Daily pages:
Did I suddenly see a missing piece? How did I miss something so basic?
Picking up a project that was abandoned demands an answer. “Why haven’t you been able to finish me?” And there is not just a single answer, which is why a wicked problem is so hard to solve.
It’s a list:
1) Time: only so much of it. Teaching takes up much of the physical time of the day. And mental time. Much of the space needed for working through the creative pieces is taken up with teaching. Creative space is a limited commodity. At least for me.
2) Priorities: Family. Time with Henry. After school time for groceries and errands, and help with homework or cello practice. Dinner, a game after dinner if time. Clean up, then bed time. By then, I have little left: energy: mental and physical. Marriage. Don couldn’t be easier to live with. Steady and grounded. A beautiful.
3) Training: Marathon Training itself. With all the demands on my energy and time, training is discipline with specific requirements, especially with a coach who spells out my training day by day. It’s purely physical and a matter of will. When so much of the day during the school year draws from my creative, intuitive well, training balances this out. I can carve out the time if I don’t have to think about it: an hour here for a 5,6,10 mile run when I know all these distances from my front door. A half hour before bed to follow my strength routine. I don’t care if it’s boring, or all the same. I can do it without thinking. Planning out weekends so that on Sunday mornings I can count on the few hours for my long run and recovery.
4) Fear: Why am I doing this? Who am I? What if it’s lousy? Amateurish. Inept. Lacking skill. Nagging doubts. How will I know if it’s done? Worse: it’s a fantastic project and significant. How can I live up to the potential? How can I make it count for something?
This last part was too large to tackle. Running a marathon is purely mechanical. Sometimes as the pieces fall together (weather, training, injury-free, strategy) and even when it’s much harder than I thought (as with Boston and something is missing (strategy/nutrition?) it’s still happening or not. You don’t stop for an hour at the side of the road and forget which way to go, or take a detour and stop at the library. I don’t know how I finished Boston but it couldn’t have been hard to follow the crowds
At this point it comes down to just finishing something I started. In the process I’m going to learn SO much about myself. Beside me is Anne Lamott’s Bird by Bird.
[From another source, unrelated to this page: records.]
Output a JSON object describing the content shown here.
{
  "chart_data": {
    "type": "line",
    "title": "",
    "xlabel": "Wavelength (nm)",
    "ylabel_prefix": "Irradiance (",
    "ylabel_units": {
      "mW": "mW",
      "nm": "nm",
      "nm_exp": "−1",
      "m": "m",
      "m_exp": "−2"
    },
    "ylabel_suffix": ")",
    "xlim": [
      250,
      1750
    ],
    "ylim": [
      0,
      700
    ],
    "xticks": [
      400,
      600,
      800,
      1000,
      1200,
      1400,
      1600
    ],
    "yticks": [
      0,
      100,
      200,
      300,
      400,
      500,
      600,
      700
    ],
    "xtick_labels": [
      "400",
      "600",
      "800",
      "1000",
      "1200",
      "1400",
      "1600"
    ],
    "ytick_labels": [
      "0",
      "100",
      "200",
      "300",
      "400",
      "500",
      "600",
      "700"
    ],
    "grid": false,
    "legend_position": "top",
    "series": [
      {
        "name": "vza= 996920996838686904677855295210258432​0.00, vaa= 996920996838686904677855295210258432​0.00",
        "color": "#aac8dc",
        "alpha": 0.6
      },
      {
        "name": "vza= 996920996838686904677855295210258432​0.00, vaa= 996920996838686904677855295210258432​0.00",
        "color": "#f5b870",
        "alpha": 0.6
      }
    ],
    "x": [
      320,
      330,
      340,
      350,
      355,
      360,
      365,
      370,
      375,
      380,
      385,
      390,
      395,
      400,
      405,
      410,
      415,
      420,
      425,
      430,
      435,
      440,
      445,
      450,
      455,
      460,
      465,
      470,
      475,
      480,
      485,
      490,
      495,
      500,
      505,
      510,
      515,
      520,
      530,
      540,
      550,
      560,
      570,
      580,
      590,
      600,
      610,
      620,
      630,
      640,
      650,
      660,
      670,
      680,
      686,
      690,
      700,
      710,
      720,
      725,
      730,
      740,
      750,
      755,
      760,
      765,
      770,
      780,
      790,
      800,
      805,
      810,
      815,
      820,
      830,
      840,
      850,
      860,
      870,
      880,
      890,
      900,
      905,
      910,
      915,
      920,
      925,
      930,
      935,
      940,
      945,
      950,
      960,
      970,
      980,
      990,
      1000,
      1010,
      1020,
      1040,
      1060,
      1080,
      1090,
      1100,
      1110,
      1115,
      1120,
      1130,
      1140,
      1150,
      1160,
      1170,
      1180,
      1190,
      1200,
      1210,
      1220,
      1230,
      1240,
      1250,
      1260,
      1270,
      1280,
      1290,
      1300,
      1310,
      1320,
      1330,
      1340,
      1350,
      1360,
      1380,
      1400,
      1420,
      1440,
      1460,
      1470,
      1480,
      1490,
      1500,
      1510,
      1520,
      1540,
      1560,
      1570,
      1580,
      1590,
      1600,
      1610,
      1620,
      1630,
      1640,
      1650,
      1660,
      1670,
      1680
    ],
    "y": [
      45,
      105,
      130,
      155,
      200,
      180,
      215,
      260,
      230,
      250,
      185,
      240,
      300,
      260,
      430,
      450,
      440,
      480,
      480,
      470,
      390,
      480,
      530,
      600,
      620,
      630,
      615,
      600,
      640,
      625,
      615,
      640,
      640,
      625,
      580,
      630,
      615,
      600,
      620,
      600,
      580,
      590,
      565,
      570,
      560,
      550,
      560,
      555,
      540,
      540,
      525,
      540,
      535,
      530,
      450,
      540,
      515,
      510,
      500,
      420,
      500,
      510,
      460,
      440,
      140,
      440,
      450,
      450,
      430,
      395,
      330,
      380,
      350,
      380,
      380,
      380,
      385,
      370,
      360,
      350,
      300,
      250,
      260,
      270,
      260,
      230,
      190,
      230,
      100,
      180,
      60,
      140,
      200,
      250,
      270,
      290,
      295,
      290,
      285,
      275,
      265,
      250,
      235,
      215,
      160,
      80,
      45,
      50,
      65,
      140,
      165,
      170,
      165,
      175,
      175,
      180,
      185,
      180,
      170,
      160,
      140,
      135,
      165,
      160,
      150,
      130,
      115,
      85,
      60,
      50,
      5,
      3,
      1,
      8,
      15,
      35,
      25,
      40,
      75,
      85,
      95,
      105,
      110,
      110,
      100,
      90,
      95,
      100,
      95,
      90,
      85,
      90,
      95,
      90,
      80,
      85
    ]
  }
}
“Thirty years ago my older brother, who was ten years old at the time, was trying to get a report on birds written that he’d had three months to write. It was due the next day. We were out at our family cabin in Bolinas, and he was at the kitchen table close to tears, surrounded by binder paper and pencils and unopened books on birds, immobilized by the hugeness of the task ahead. Then my father sat down beside him, put his arm around my brother’s shoulder, and said, ‘Bird by bird, buddy. Just take it bird by bird.'”
Or as Debbie Hetherington describes her own bad day out at her first Boston Marathon, “Mile by mile.” One mile at a time.
One task at a time. Documenting the Documentary.